Dès les premières notes de cet album, l’émotion monte et vous serre le cœur. Quelque chose d’invisible et de doux s’agrippe à vous, vous touche et prend vos mains. Le titre éponyme d’ouverture s’avance dans votre direction pour vous ouvrir une porte secrète menant dans un monde sylvestre hors du temps. La voix grave et posée de Schwadorf, tel un barde forestier, vous conte, avec l’appui d’une guitare exclusivement acoustique et des élans de flûtes enchanteresses, une ode à la nature, à la solitude contemplative et à la beauté crépusculaire.
Cet album marque un tournant dans la discographie d’EMPYRIUM après un "... A Wintersunset" (1996) et un "Songs Of Moors And Misty Fields" (1997) empreints d’un Black Metal déjà bien trempé dans l’encre de la tristesse et de la mélancolie romantique. Épuré, intime, introspectif, "Where At Night The Wood Grouse Plays" se débarrasse de la saturation des guitares et des vociférations pour embrasser – à la manière du "Kveldssanger" de ULVER, de certains travaux de la néofolk allemande (FORSETI, OF THE WAND AND THE MOON), ou des albums d’Ambient/Folk des Finlandais de NEST ou de TENHI – la délicatesse infinie, atmosphérique des arpèges, tout en nous invitant à communier avec son Dark Folk acoustique et pastoral.

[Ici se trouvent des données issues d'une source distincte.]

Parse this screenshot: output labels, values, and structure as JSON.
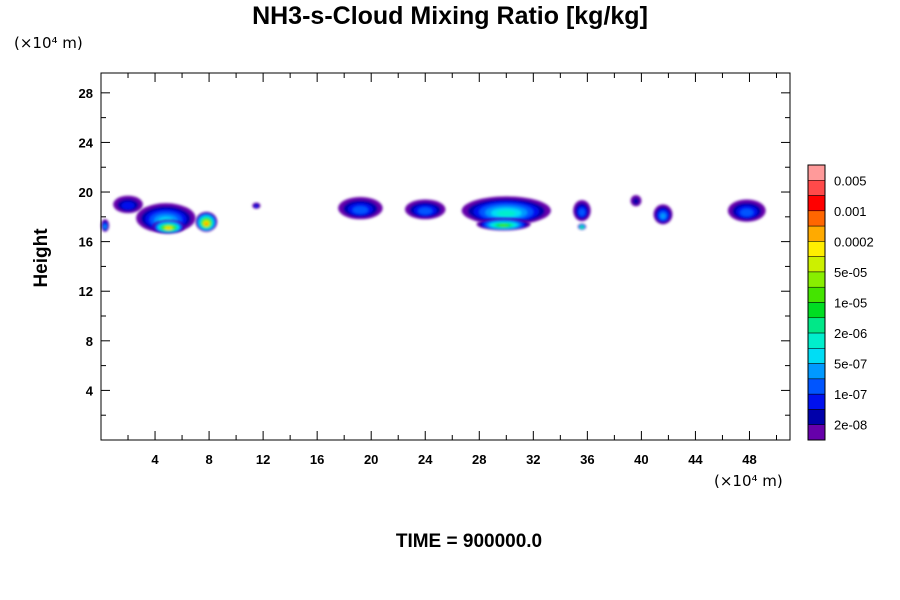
{
  "chart_data": {
    "type": "heatmap",
    "title": "NH3-s-Cloud Mixing Ratio [kg/kg]",
    "xlabel": "",
    "ylabel": "Height",
    "x_unit": "(×10⁴ m)",
    "y_unit": "(×10⁴ m)",
    "xlim": [
      0,
      51
    ],
    "ylim": [
      0,
      29.6
    ],
    "x_ticks": [
      4,
      8,
      12,
      16,
      20,
      24,
      28,
      32,
      36,
      40,
      44,
      48
    ],
    "y_ticks": [
      4,
      8,
      12,
      16,
      20,
      24,
      28
    ],
    "colorbar": {
      "labels": [
        "0.005",
        "0.001",
        "0.0002",
        "5e-05",
        "1e-05",
        "2e-06",
        "5e-07",
        "1e-07",
        "2e-08"
      ],
      "colors": [
        "#ff9a9a",
        "#ff4a4a",
        "#ff0000",
        "#ff6600",
        "#ffaa00",
        "#ffee00",
        "#ccf000",
        "#88ee00",
        "#44e400",
        "#00dd22",
        "#00e888",
        "#00eecc",
        "#00ddf5",
        "#0099ff",
        "#0055ff",
        "#0011ee",
        "#0000aa",
        "#6600aa"
      ]
    },
    "cloud_cells": [
      {
        "x": 2.0,
        "y": 19.0,
        "w": 2.2,
        "h": 1.4,
        "level": 3
      },
      {
        "x": 0.3,
        "y": 17.3,
        "w": 0.6,
        "h": 1.0,
        "level": 5
      },
      {
        "x": 4.8,
        "y": 17.9,
        "w": 4.4,
        "h": 2.4,
        "level": 6
      },
      {
        "x": 5.0,
        "y": 17.2,
        "w": 2.4,
        "h": 1.1,
        "level": 14
      },
      {
        "x": 7.8,
        "y": 17.6,
        "w": 1.6,
        "h": 1.6,
        "level": 15
      },
      {
        "x": 11.5,
        "y": 18.9,
        "w": 0.6,
        "h": 0.5,
        "level": 3
      },
      {
        "x": 19.2,
        "y": 18.7,
        "w": 3.3,
        "h": 1.8,
        "level": 4
      },
      {
        "x": 24.0,
        "y": 18.6,
        "w": 3.0,
        "h": 1.6,
        "level": 4
      },
      {
        "x": 30.0,
        "y": 18.5,
        "w": 6.6,
        "h": 2.3,
        "level": 7
      },
      {
        "x": 29.8,
        "y": 17.4,
        "w": 4.0,
        "h": 1.0,
        "level": 10
      },
      {
        "x": 35.6,
        "y": 18.5,
        "w": 1.3,
        "h": 1.7,
        "level": 4
      },
      {
        "x": 35.6,
        "y": 17.2,
        "w": 0.6,
        "h": 0.5,
        "level": 10
      },
      {
        "x": 39.6,
        "y": 19.3,
        "w": 0.8,
        "h": 0.9,
        "level": 2
      },
      {
        "x": 41.6,
        "y": 18.2,
        "w": 1.4,
        "h": 1.6,
        "level": 5
      },
      {
        "x": 47.8,
        "y": 18.5,
        "w": 2.8,
        "h": 1.8,
        "level": 4
      }
    ]
  },
  "footer": {
    "time_text": "TIME = 900000.0"
  }
}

Ce coq de bruyère mâle, perché sur ce sapin, nous laisse vivre cet instantané sauvage où la beauté naturelle est intemporelle et s’anime sans se soucier du reste, mais seulement mû par les desseins de ses instincts. Novalis nous disait que "l'amour n'est rien d'autre que la suprême poésie de la nature" (*), et nous ressentons cette empreinte des premiers poètes romantiques allemands (bien avant ceux du « Sturm Und Drang »), tels que Novalis justement et Eichendorff, dans les compositions de cet album. Cette demi-heure de vertiges gracieux, de brume harmonieuse, de paysages sonores, est admirable. Markus Stock, alias "Schwadorf", a seulement vingt ans lorsque sort "Where At Night The Wood Grouse Plays", et si l’âge n’est jamais un argument, il éveille la curiosité et le respect le plus profond lorsque l’on ressent, au plus profond de son être, l’écho, l’inspiration et la maturité exceptionnelle, incroyable, de cet album d’une beauté renversante. Un chef-d’œuvre absolu.
(*) Friedrich von Hardenberg, dit Novalis, in "Heinrich von Ofterdingen" (1802).